Audemar

The time is now

Audemars Piguet broadens the spectrum for understanding of contemporary fine watch–making techniques.

“To Break the Rules, You Must First Master Them.”

An intrepid statement, indeed, and few makers have earned their right to express it more comprehensively than the family-owned watchmaking titan to whom this trademark message belongs: one founded by childhood friends Jules Louis Audemars and Edward Auguste Piguet in the Vallée de Joux in 1875.

Since the pair united more than a century-and-a-quarter ago – the latter armed with 10,000 francs, the former with eighteen self-devised mechanical movements – Audemars Piguet has chalked up a wealth of game-changing innovations. They designed the world’s first wristwatch with a minute repeater (which rings out the time through a series of chimes), the Louis Brandt model in 18-carat red gold in 1892. The house also came up with the “Grand Complication” pocket-watch featuring an alarm, a perpetual calendar, deadbeat seconds, and a chronograph; new iterations of this model are still released to this day. In 1934, Audemars Piguet unveiled the first skeletonized pocket-watch, and in 1946 the thinnest ever wristwatch (packing exceptional complications into the most slender of cases remains a forte of a brand that made the world’s thinnest self-winding perpetual calendar in 1978). In 1972, the company took the bold step, partly in response to the quartz crisis, of moving into more avant-garde design territory (sporty, but with a luxury pedigree) with the Royal Oak, designed by the legendary Gerald Genta.
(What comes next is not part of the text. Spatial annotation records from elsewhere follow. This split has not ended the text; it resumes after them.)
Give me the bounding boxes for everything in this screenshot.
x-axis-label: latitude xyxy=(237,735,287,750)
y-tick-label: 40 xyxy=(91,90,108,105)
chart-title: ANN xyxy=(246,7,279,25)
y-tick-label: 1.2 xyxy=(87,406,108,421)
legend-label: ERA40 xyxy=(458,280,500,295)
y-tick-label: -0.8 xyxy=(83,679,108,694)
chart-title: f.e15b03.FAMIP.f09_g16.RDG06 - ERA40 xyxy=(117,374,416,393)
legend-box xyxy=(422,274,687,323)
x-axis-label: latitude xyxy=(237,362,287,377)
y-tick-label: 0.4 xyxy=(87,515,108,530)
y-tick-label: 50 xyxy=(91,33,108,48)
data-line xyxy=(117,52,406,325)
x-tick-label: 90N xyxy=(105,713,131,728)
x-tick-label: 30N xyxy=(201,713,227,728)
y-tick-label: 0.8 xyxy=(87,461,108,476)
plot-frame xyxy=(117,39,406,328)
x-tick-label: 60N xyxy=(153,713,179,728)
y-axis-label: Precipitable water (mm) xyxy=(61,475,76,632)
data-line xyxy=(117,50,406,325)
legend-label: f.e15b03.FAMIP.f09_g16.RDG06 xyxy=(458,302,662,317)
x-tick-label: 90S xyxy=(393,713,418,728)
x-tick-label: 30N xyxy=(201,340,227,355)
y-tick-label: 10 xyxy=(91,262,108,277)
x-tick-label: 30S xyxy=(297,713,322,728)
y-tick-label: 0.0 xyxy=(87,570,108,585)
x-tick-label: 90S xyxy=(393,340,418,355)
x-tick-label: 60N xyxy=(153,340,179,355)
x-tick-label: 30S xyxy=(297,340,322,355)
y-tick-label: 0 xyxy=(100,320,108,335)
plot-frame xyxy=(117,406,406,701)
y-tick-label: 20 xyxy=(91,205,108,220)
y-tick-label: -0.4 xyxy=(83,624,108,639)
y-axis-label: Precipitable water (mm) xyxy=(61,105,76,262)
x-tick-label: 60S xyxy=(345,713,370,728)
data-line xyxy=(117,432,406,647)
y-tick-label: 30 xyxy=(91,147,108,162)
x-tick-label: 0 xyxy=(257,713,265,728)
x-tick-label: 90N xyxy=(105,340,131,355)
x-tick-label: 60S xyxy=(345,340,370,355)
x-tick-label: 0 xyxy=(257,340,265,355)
Now the oldest fine watchmaker to remain under the stewardship of its founding families has taken a giant leap into a new horological frontier with Code 11.59 by Audemars Piguet, a collection that, according to the house’s historian, Michael Friedman, marks “the beginning of an entirely new chapter for [the house].”
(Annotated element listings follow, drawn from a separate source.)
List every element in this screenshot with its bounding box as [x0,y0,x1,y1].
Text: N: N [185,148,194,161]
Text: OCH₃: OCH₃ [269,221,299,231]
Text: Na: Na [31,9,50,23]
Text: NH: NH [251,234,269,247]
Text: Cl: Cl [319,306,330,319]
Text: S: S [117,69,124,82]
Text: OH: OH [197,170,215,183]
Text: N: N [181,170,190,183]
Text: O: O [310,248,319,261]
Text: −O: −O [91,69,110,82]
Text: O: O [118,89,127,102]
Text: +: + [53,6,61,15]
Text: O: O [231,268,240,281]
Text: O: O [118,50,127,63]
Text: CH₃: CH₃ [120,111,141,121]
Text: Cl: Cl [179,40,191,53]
As anyone who has ever set eyes on a Royal Oak is aware, Audemars Piguet has a history when it comes to witty geometrical juxtaposition. Continuing that tradition, Code 11.59 by Audemars Piguet creates eye-catching tension with the audacious placement of an octagonal middle case within a round case. The behavior of an unclasped watch in the hands, as determined by articulation between case and strap, is a key factor in its overall aesthetics, and here the upper part of the open-worked lugs is welded to that ultra-thin bezel, with the lower part leaning, in perfect alignment, against the case-back (soldering the lugs to such a thin surface took no little new R&D, according to the house). Meanwhile, the bezel, lugs, and case have been subjected to the kind of satin-brushing, beveling, and polishing you’d usually expect to be applied only to calibers. If this doesn’t offer some rigid integrity to the often-spineless term “attention to detail,” it’s not clear what would.
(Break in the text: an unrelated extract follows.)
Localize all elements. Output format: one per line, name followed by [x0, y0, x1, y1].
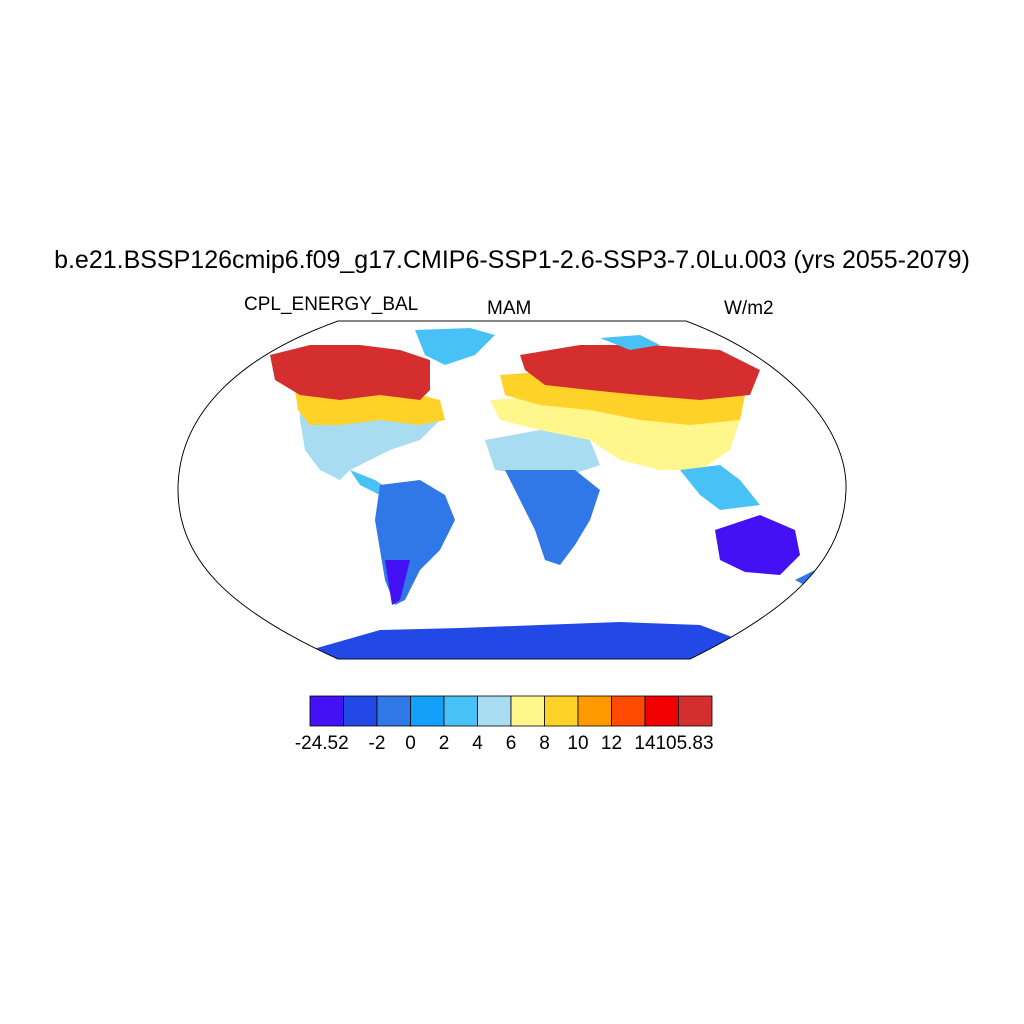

Borderline-obsessive dissatisfaction with a seemingly acceptable status quo can be a fierce wind in an R&D department’s creative sails, and the work the house has done to improve legibility with the Code 11.59 is very much of the “wasn’t broken, still fixed it” variety. The sapphire crystal, encircled by a polished chamfer, has a dome-shaped internal surface whose external surface is vertically curved between 6 and 12 o’clock. In true Audemar Piguet fashion, the design dabbles with depth, perspective, and light, enhancing the wearer’s enjoyment of the detailed work on the dial.